Diverse Gender Identities and Pastoral Care

Some of you may be aware of a recently published booklet from the Church of Scotland, entitled Diverse Gender Identities and Pastoral Care. For information on how to obtain copies and how to download the booklet free of charge see https://www.resourcingmission.org.uk/shop/diverse-gender-identities-and-pastoral-care

As the booklet explains in its opening page, it is the official response of the Mission and Discipleship Council of the Church of Scotland, ‘working with the Church and Society Council and others where appropriate,’ to a deliverance proposed from the floor of the General Assembly of 2016 and approved by that Assembly. The deliverance instructed the above Councils to ‘promote congregational learning and awareness of the issues that transgender and gender-non-conforming people experience in order to better facilitate pastoral care to and the inclusion of transgender and gender non-conforming people at a local level.’ 

The booklet does reasonably well what the strict letter – and, indeed, the spirit – of the deliverance asked for: it raises awareness of the issues experienced by transgender and gender-non-conforming people, a first step to facilitating pastoral care and inclusion of such persons in local congregational settings. It also goes beyond the strict terms of the deliverance to give us a little insight into the experience of a minister, a spouse and a parent learning to deal with these issues more or less ‘out of the blue’ – again, all appropriate enough for a wider understanding of the issues, not least in raising the consciousness of ministers, elders and members of the Church to issues that are likely to already be affecting one or more families in each of our congregations.

In various places, the booklet goes beyond the ‘issues experienced’ to allow us to hear some of the biblical and theological interpretations of those writing and this, I believe, is where a church Council which has ‘Discipleship’ as a prominent aspect of its title might have been a little wiser in terms of either editing at least the most detailed of these specific comments, or, providing more mainline interpretations alongside them. This is particularly the case with the penultimate contribution to the booklet from Maxwell who is a minister of the Metropolitan Community Church.

While this booklet should help to make Kirk Sessions and congregations aware of some of the basic feelings, concerns and issues that transgender and gender-non-conforming people are grappling with, it is insufficient on its own and will require to be supplemented by other more thorough treatments of the wider pastoral issues – for example, the impact of transition on family units, non-transgender spouses and children; the regrets of some who have undergone transitioning surgery; stories of some who have been delivered from gender dysphoria as a result of coming to faith in Jesus Christ; etc. – plus, of course, study of the biblical and theological issues related to transgenderism.

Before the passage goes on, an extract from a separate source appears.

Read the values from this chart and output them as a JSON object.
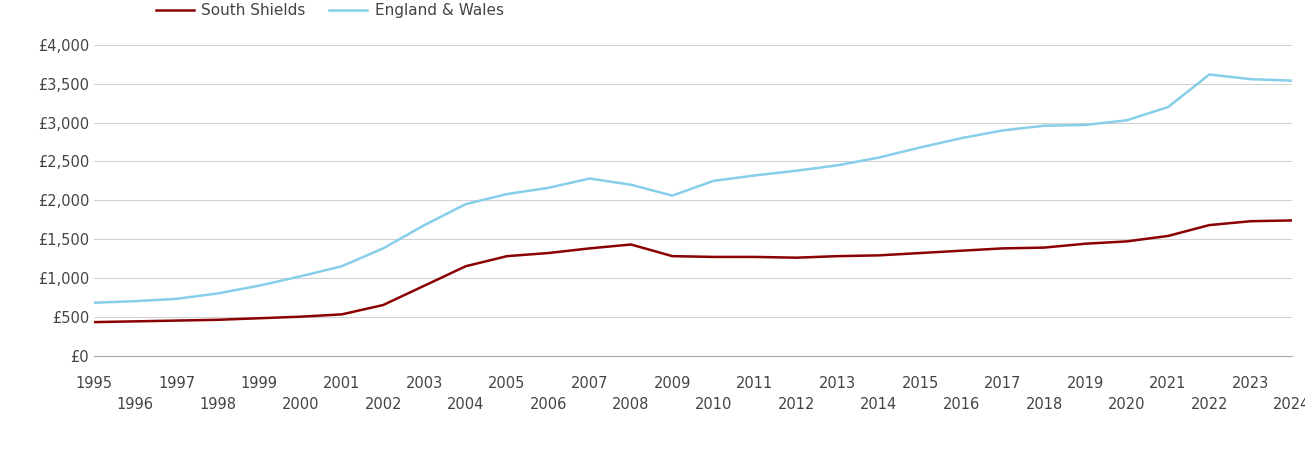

In the future, CFS would hope to make further resources available on what has become a significant issue for present-day society in the Western world.

[P.S. For clarification, it should be noted that the Church of Scotland booklet mentioned above is NOT (as has been suggested elsewhere online) the Church of Scotland’s response to the recent Scottish Government consultation on issues around Transgenderism. The process that led to this booklet was initiated long before the SG’s consultation and had a completely different purpose. As far as we are aware, the Church of Scotland has not made an official response to the SG consultation.]